Personnage hors du commun et plus grand que nature, Jacques-Ferdinand a en effet rédigé des carnets, de 1879 jusqu’à sa mort, le 5 juillet 1946, avec une interruption d’une quinzaine d’années, entre 1888 et 1912. Il apparaît d’ailleurs bien improbable que Jacques-Ferdinand se soit abstenu d’écrire pendant ces années! Cela ne correspond tout simplement pas au personnage qui rêvait dans sa prime jeunesse de devenir écrivain. Peut-être cette partie de ses écrits a-t-elle été égarée?  Ou les a-t-ils délibérément détruits, parce qu’il jugeait s’être  trop « épanché » sur divers sujets sensibles? Je ne suis pas la seule à pencher vers cette dernière hypothèse. Difficile de croire qu’il resté muet et ne prendra pas la plume, quand on prend connaissance des plus de 4 000 pages de son Journal.

La jeunesse de Ferdinand: romantique, naïf et… puceau! Les premières années de son Journal portent l’empreinte de sa jeunesse : il nous livre le portrait d’un jeune homme peu déluré, précieux sur les bords, puceau, et qui ne cesse de se demander : serai-je aimé un jour? On y découvre ses doutes à l’égard de lui-même, sa timidité et son manque d’assurance. Il veut comprendre ce que sont les sentiments amoureux, et entend se préparer adéquatement à devenir un homme. Il fait ainsi venir un livre américain intitulé : Art and Étiquette Of Making Love, dont je n’ai pu retracer la référence, qu’il entreprend de traduire. Des enseignements plutôt platoniques que pratiques, selon les canons de l’époque… Sinon  Ferdinand aurait dû s’en confesser! Il ne dissimule rien de ses doutes, non plus que de ses émois. « Je raconte ma vie telle qu’elle se déroule, sans en cacher les déboires », écrit-il le 30 juillet 1884. Il lit beaucoup, Lamartine, Victor Hugo, Châteaubriand, rédige de la poésie et pendant un temps écrit ses mémoires sous le pseudonyme de Sherman Woods. Il fait dire à celui-ci : « L’absence de la femme est pour l’homme la mort de l’âme. » (fin 1882) ( Op. cit.)

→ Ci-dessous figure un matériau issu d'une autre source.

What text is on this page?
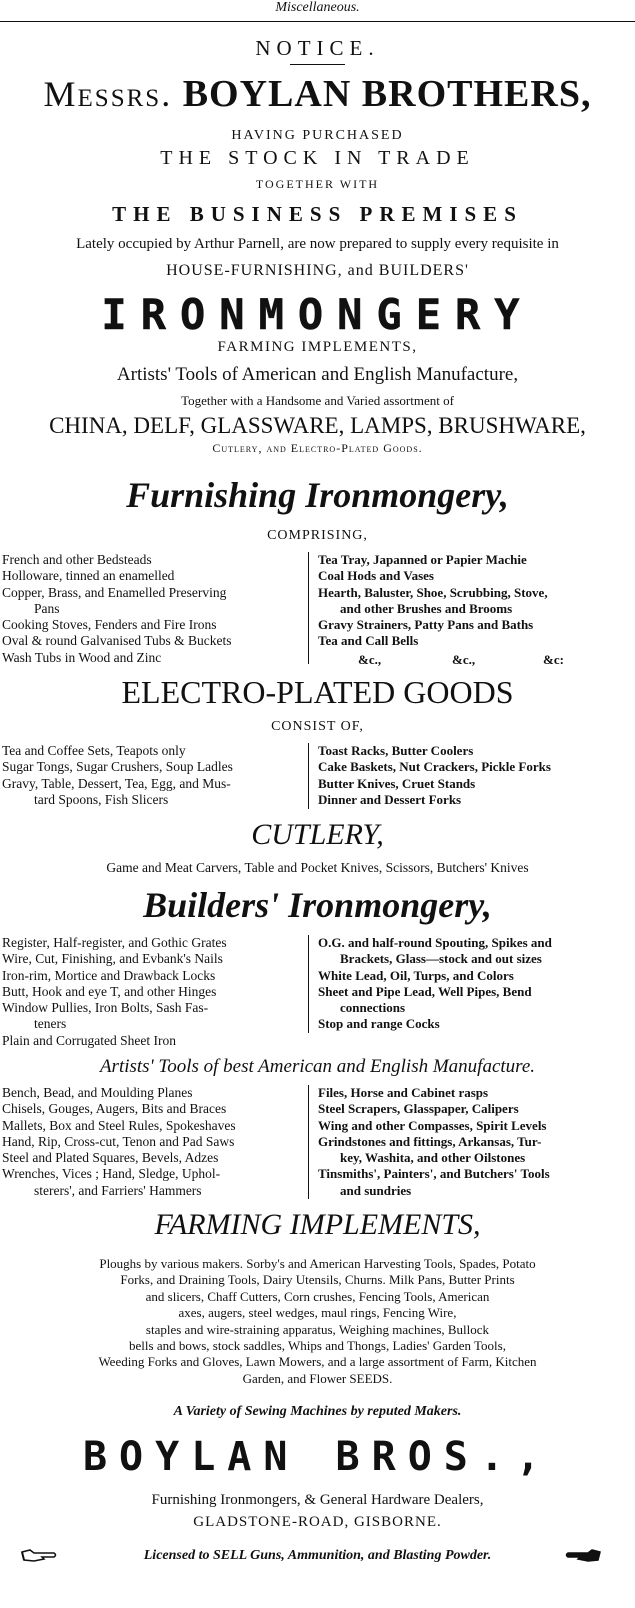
Miscellaneous.
NOTICE.
Messrs. BOYLAN BROTHERS,
HAVING PURCHASED
THE STOCK IN TRADE
TOGETHER WITH
THE BUSINESS PREMISES
Lately occupied by Arthur Parnell, are now prepared to supply every requisite in
HOUSE-FURNISHING, and BUILDERS'
IRONMONGERY
FARMING IMPLEMENTS,
Artists' Tools of American and English Manufacture,
Together with a Handsome and Varied assortment of
CHINA, DELF, GLASSWARE, LAMPS, BRUSHWARE,
Cutlery, and Electro-Plated Goods.
Furnishing Ironmongery,
COMPRISING,
French and other Bedsteads
Holloware, tinned an enamelled
Copper, Brass, and Enamelled Preserving
Pans
Cooking Stoves, Fenders and Fire Irons
Oval & round Galvanised Tubs & Buckets
Wash Tubs in Wood and Zinc
Tea Tray, Japanned or Papier Machie
Coal Hods and Vases
Hearth, Baluster, Shoe, Scrubbing, Stove,
and other Brushes and Brooms
Gravy Strainers, Patty Pans and Baths
Tea and Call Bells
&c.,	&c.,	&c:
ELECTRO-PLATED GOODS
CONSIST OF,
Tea and Coffee Sets, Teapots only
Sugar Tongs, Sugar Crushers, Soup Ladles
Gravy, Table, Dessert, Tea, Egg, and Mus-
tard Spoons, Fish Slicers
Toast Racks, Butter Coolers
Cake Baskets, Nut Crackers, Pickle Forks
Butter Knives, Cruet Stands
Dinner and Dessert Forks
CUTLERY,
Game and Meat Carvers, Table and Pocket Knives, Scissors, Butchers' Knives
Builders' Ironmongery,
Register, Half-register, and Gothic Grates
Wire, Cut, Finishing, and Evbank's Nails
Iron-rim, Mortice and Drawback Locks
Butt, Hook and eye T, and other Hinges
Window Pullies, Iron Bolts, Sash Fas-
teners
Plain and Corrugated Sheet Iron
O.G. and half-round Spouting, Spikes and
Brackets, Glass—stock and out sizes
White Lead, Oil, Turps, and Colors
Sheet and Pipe Lead, Well Pipes, Bend
connections
Stop and range Cocks
Artists' Tools of best American and English Manufacture.
Bench, Bead, and Moulding Planes
Chisels, Gouges, Augers, Bits and Braces
Mallets, Box and Steel Rules, Spokeshaves
Hand, Rip, Cross-cut, Tenon and Pad Saws
Steel and Plated Squares, Bevels, Adzes
Wrenches, Vices ; Hand, Sledge, Uphol-
sterers', and Farriers' Hammers
Files, Horse and Cabinet rasps
Steel Scrapers, Glasspaper, Calipers
Wing and other Compasses, Spirit Levels
Grindstones and fittings, Arkansas, Tur-
key, Washita, and other Oilstones
Tinsmiths', Painters', and Butchers' Tools
and sundries
FARMING IMPLEMENTS,
Ploughs by various makers. Sorby's and American Harvesting Tools, Spades, Potato
Forks, and Draining Tools, Dairy Utensils, Churns. Milk Pans, Butter Prints
and slicers, Chaff Cutters, Corn crushes, Fencing Tools, American
axes, augers, steel wedges, maul rings, Fencing Wire,
staples and wire-straining apparatus, Weighing machines, Bullock
bells and bows, stock saddles, Whips and Thongs, Ladies' Garden Tools,
Weeding Forks and Gloves, Lawn Mowers, and a large assortment of Farm, Kitchen
Garden, and Flower SEEDS.
A Variety of Sewing Machines by reputed Makers.
BOYLAN BROS.,
Furnishing Ironmongers, & General Hardware Dealers,
GLADSTONE-ROAD, GISBORNE.
Licensed to SELL Guns, Ammunition, and Blasting Powder.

7401Soirées et virées entre amis bien sages… Comme les autres jeunes hommes de son âge, il aime sortir, fréquenter les théâtres, les hôtels avec restaurant et où on  passe du bon temps entre amis.  Il est souvent invité à des soirées dans les maisons de Charlesbourg où de toute évidence on essaye de favoriser le rapprochement entre jeunes hommes et jeunes femmes à marier! Il fait même venir un ouvrage intitulé Hillgrove’s Ballroom Guide and Practical Dancer dont il considère qu’ « il est sans contredit très utile à un jeune homme entrant dans le monde » (Journal, le 16 janvier 1880).

Le fait qu’une jeune fille accepte ou refuse son invitation à danser lui cause tout un émoi. Ses commentaires sur les attributs physiques de la gent féminine sont particulièrement décapants. Il est sans indulgence, à la limite de la méchanceté,  pour les jeunes filles peu jolies  (voir ses commentaires sur Marie-Aurélie Prendergast, chapitre 70), au teint « gravelé », trop enrobées, gauches, qui dansent mal ou, pis, qui s’expriment sans élégance. Ce qui ne l’empêche pas de demeurer désespérément timide et ampoulé : « C’est une espèce d’engourdissement moral qui s’empare de moi et que je ne peux secouer, alors je parle avec difficulté et je suis sûrement inintéressant à entendre. » (30 juillet 1884) ( Op. cit.)

L’idéal de beauté de Ferdinand : Annie Samson. Ferdinand ne reste ainsi pas de glace devant la beauté et le charme des femmes. Il les aime jolies, primesautières, gracieuses dans leurs gestes et leurs propos, bonne partenaires de danse. Et non dévergondées! Il raconte ainsi dans son Journal avoir transmis à une jeune femme dénommée Annie Samson, emprisonnée pour avoir tenu une maison de débauche, un « valentin comique représentant une très belle femme coquettement vêtue et très décolletée, qui est le portrait plus ou moins approchant de sa charmante personne. Je l’appelle « ma chère Annie » et je m’exprime en termes familiers avec cette héroïne; je lui parle du plaisir que j’ai éprouvé dans mes rencontres avec elle, et surtout à Lorette » (Journal, le 17 février 1882). On le constante, il n’en est pas à une ironie près… une ironie qui frôle parfois la cruauté.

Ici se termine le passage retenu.